In time the snow disappeared. It did not, as it all too frequently does, linger in sodden, stubborn, dirty-white patches in yards and on sidewalks, but rather was cut away in a single night by a warm, wet chinook wind.
There were physical therapists listed in Raphael’s phone book, but most of them accepted patients by medical referral only, so he called and made an appointment with an orthopedic surgeon.
It was raw and windy on the day of his appointment, and Raphael turned up the collar of his coat as he waited for the bus. A burly old man strode past, his face grimly determined. He walked very fast, as if he had an important engagement somewhere. Raphael wondered what could be of such significance to a man of that age.
The receptionist at the doctor’s office was a motherly sort of lady, and she asked the usual questions, took the name of Raphael’s insurance company, and finally raised a point Raphael had not considered. “You’re a resident of this state, aren’t you, Mr. Taylor?” she asked him. She had beautiful silver-white hair and a down-to-earth sort of face.

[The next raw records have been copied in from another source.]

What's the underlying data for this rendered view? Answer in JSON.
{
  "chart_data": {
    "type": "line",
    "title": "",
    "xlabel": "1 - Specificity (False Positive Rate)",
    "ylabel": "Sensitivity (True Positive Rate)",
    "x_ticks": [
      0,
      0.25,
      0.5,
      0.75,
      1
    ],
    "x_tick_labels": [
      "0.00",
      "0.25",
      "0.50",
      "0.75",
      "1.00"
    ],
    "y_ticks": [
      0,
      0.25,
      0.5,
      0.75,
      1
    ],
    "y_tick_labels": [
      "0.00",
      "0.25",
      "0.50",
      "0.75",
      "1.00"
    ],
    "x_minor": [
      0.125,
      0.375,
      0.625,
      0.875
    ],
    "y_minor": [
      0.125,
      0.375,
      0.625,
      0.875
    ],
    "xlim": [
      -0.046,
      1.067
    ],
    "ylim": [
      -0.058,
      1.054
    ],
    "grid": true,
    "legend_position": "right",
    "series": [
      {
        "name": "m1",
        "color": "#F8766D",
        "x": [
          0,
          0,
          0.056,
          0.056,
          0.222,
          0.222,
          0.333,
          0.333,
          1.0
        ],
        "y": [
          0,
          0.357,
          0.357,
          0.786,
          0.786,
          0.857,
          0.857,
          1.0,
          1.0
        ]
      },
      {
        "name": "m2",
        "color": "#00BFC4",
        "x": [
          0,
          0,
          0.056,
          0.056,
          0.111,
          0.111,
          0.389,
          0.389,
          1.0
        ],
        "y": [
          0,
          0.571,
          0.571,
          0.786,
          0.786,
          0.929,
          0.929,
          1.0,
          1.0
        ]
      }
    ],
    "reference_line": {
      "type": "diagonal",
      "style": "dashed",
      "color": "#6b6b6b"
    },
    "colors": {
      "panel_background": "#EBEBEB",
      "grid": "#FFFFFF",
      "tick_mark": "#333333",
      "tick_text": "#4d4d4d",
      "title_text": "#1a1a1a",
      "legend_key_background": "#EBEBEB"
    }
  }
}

“I think so,” Raphael replied. “I was bom in Port Angeles. I was going to college in Oregon when the accident happened, though.”
“I’m sure that doesn’t change your residency. Most people who come to see the doctor are on one of the social programs. As a matter of fact I think there are all kinds of programs you’re eligible for. I know a few of the people at various agencies. Would you like to have me call around for you?”
“I hadn’t even thought about that,” he admitted.
“You’re a taxpayer, Mr. Taylor. You’re entitled.”
He laughed. “The state didn’t make all that much in taxes from me.”